I'm curious about extending it to interact with various shapes of objects in the environment, including convex polygons and non-convex shapes, whether considered as obstacles or target objects.

That is a very good point, because it is currently limited to spherical obstacles. Non-spherical obstacles can be implemented, but for a straight-forward implementation you require a differentiable distance function to create the differential mapping between configuration space and obstacle space. One way to do this is using superquadrics, because they offer a wider range of obstacles and provide a distance function. However, I have not tried it out and there might be other hurdles.

Let me know if you want to discuss anything else. Best, @maxspahn

xueminchi commented 1 year ago

Hi @maxspahn,

good to hear that you are working on fabrics. Probably, you have read/heard about my extension to fabrics for non-holonomic robots. I must admit that there is still a lot of room for improvement. Let me know if you want to have a more detailed discussion about that.

Thank you for your response! Yes, I've read your paper on extending fabrics for non-holonomic robots and you've showed a lot of comparisons with static fabrics and your previous MPC work. I would love to have a more in-depth discussion with you about this topic and its improvement. Please don't hesitate to contact me at xueminchisnow@gmail.com.

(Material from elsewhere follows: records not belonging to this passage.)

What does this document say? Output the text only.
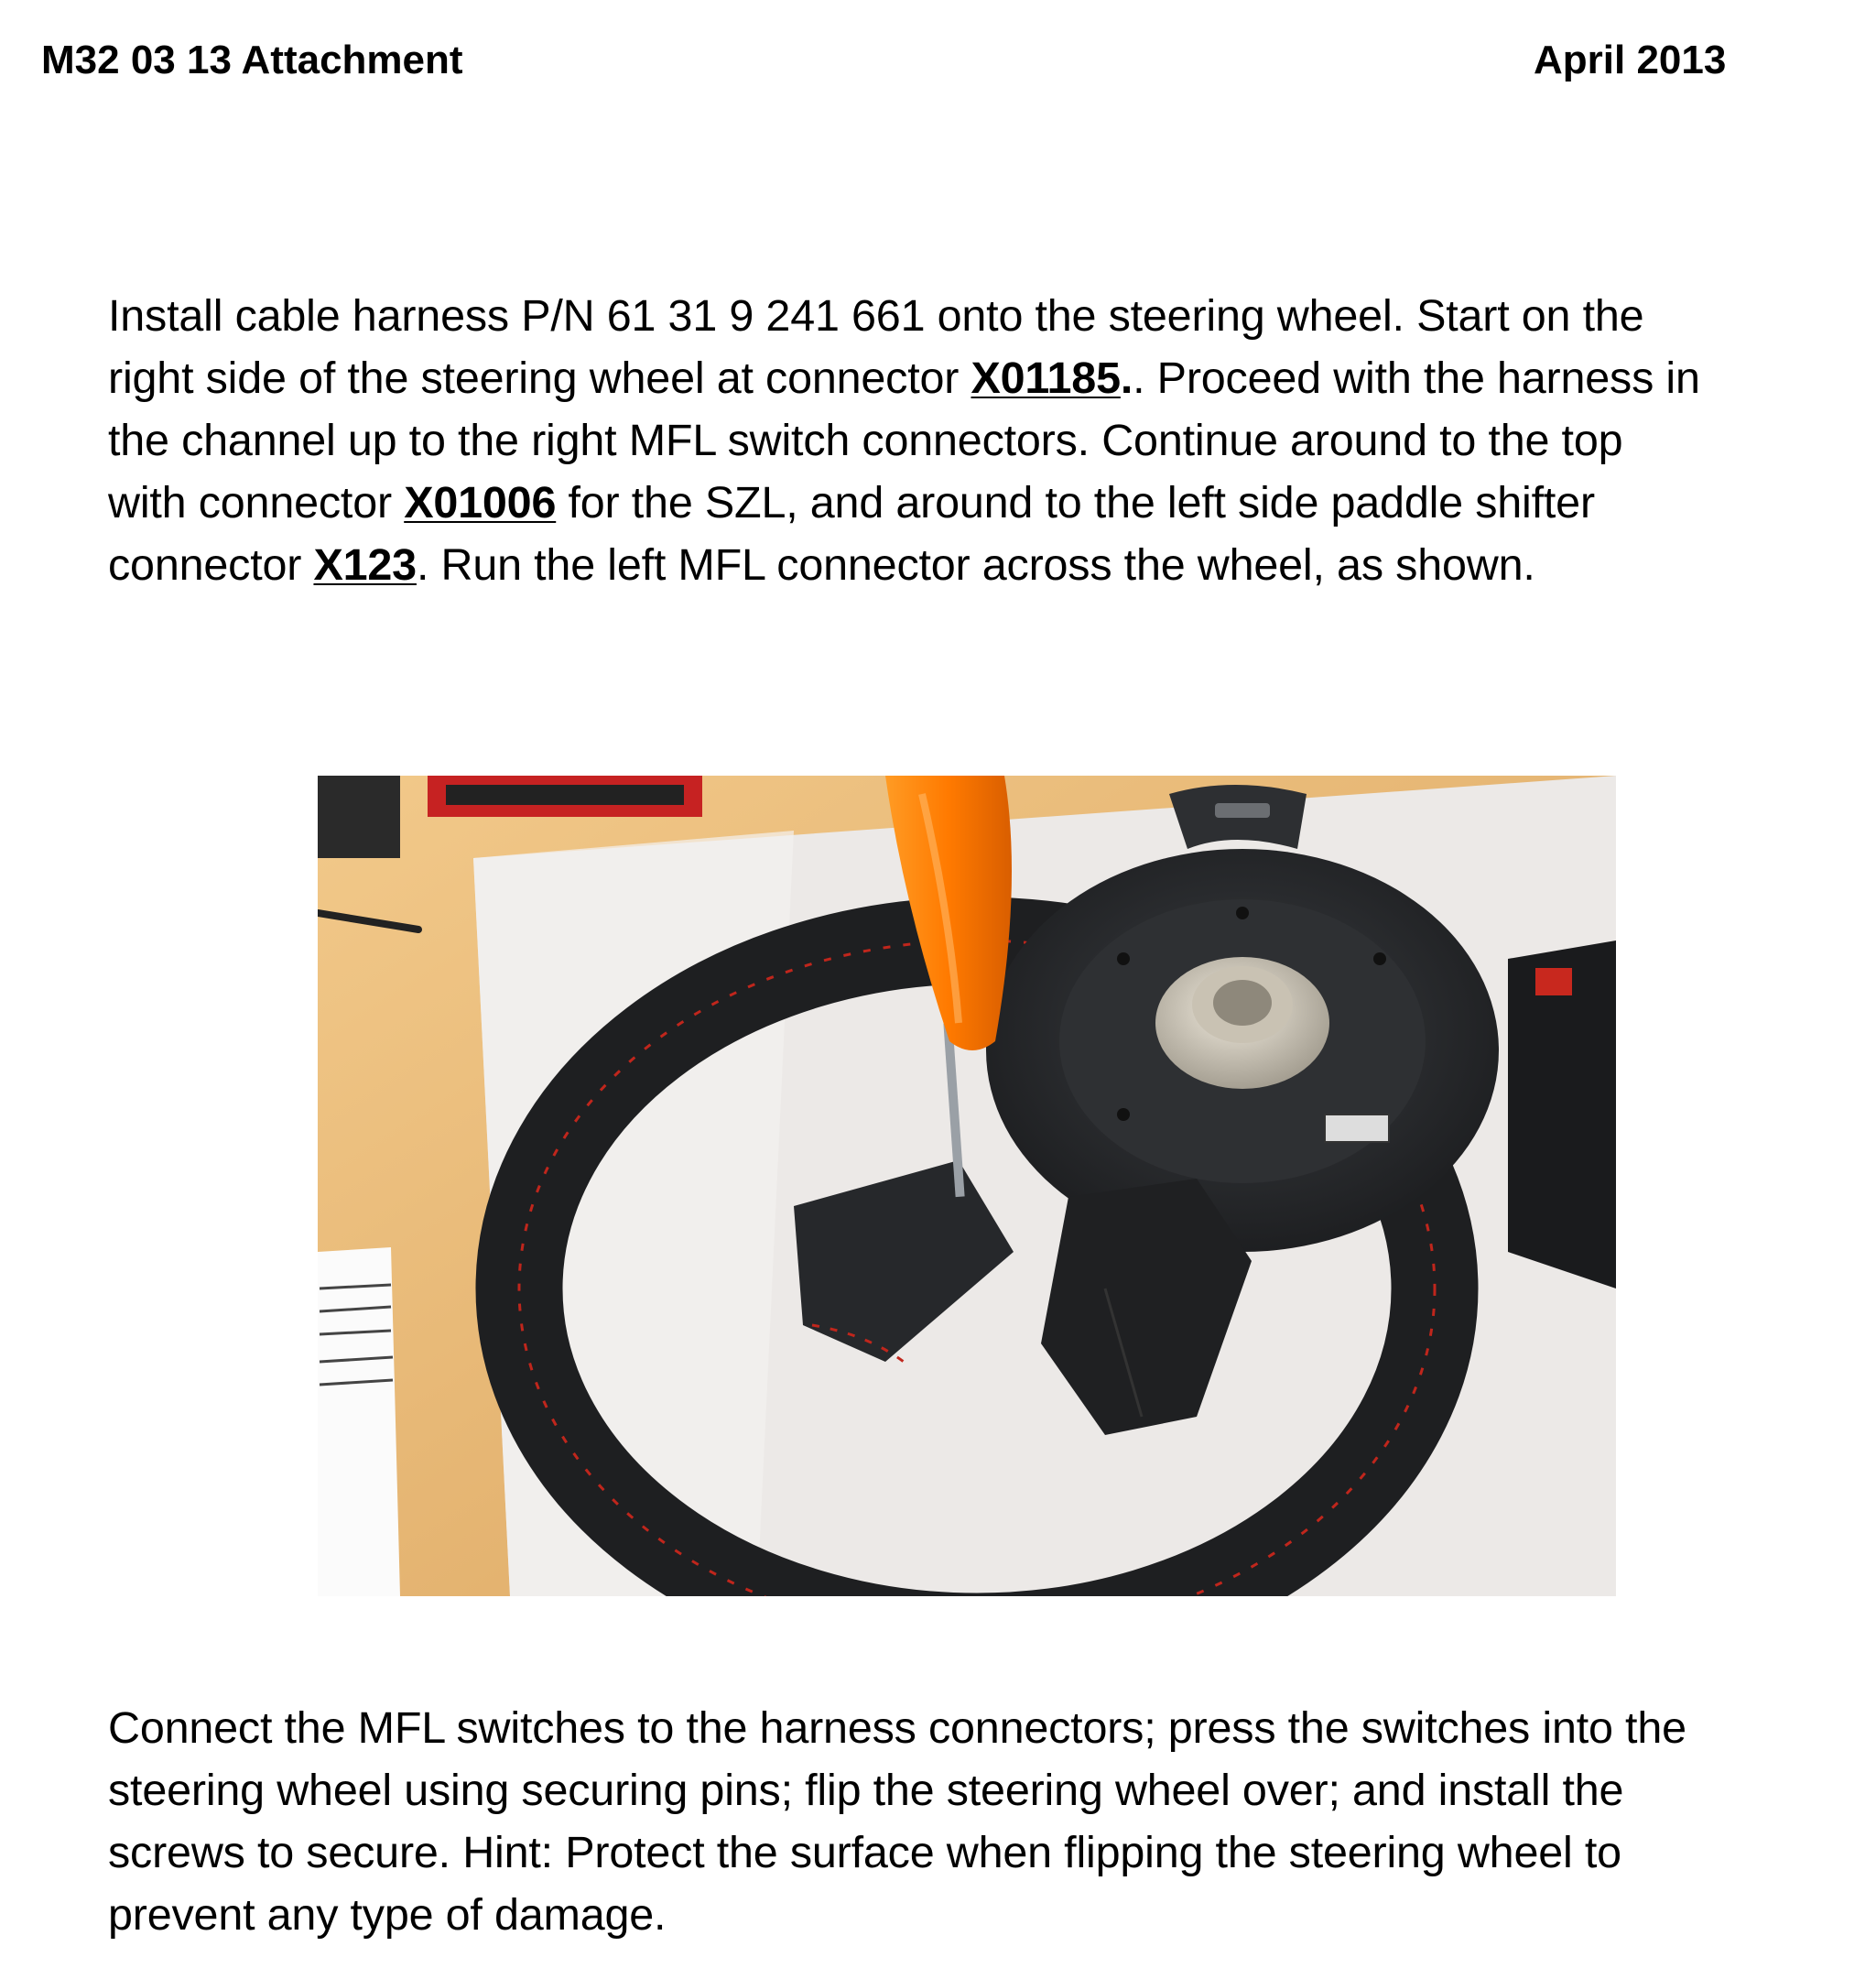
M32 03 13 Attachment	April 2013
Install cable harness P/N 61 31 9 241 661 onto the steering wheel. Start on the
right side of the steering wheel at connector X01185.. Proceed with the harness in
the channel up to the right MFL switch connectors. Continue around to the top
with connector X01006 for the SZL, and around to the left side paddle shifter
connector X123. Run the left MFL connector across the wheel, as shown.
Connect the MFL switches to the harness connectors; press the switches into the
steering wheel using securing pins; flip the steering wheel over; and install the
screws to secure. Hint: Protect the surface when flipping the steering wheel to
prevent any type of damage.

What caught my attention about fabrics is its solid mathematical foundation, as it seems to present an alternative approach to motion planning. I'm curious to know whether fabrics can be competitive in the context of hybrid systems, which encompass both discrete decision-making and continuous action – an area known for its challenges. Additionally, I'd be interested in hearing your thoughts on how the computational efficiency of fabrics compares to popular sampling-based MPC algorithms (e.g., STORM).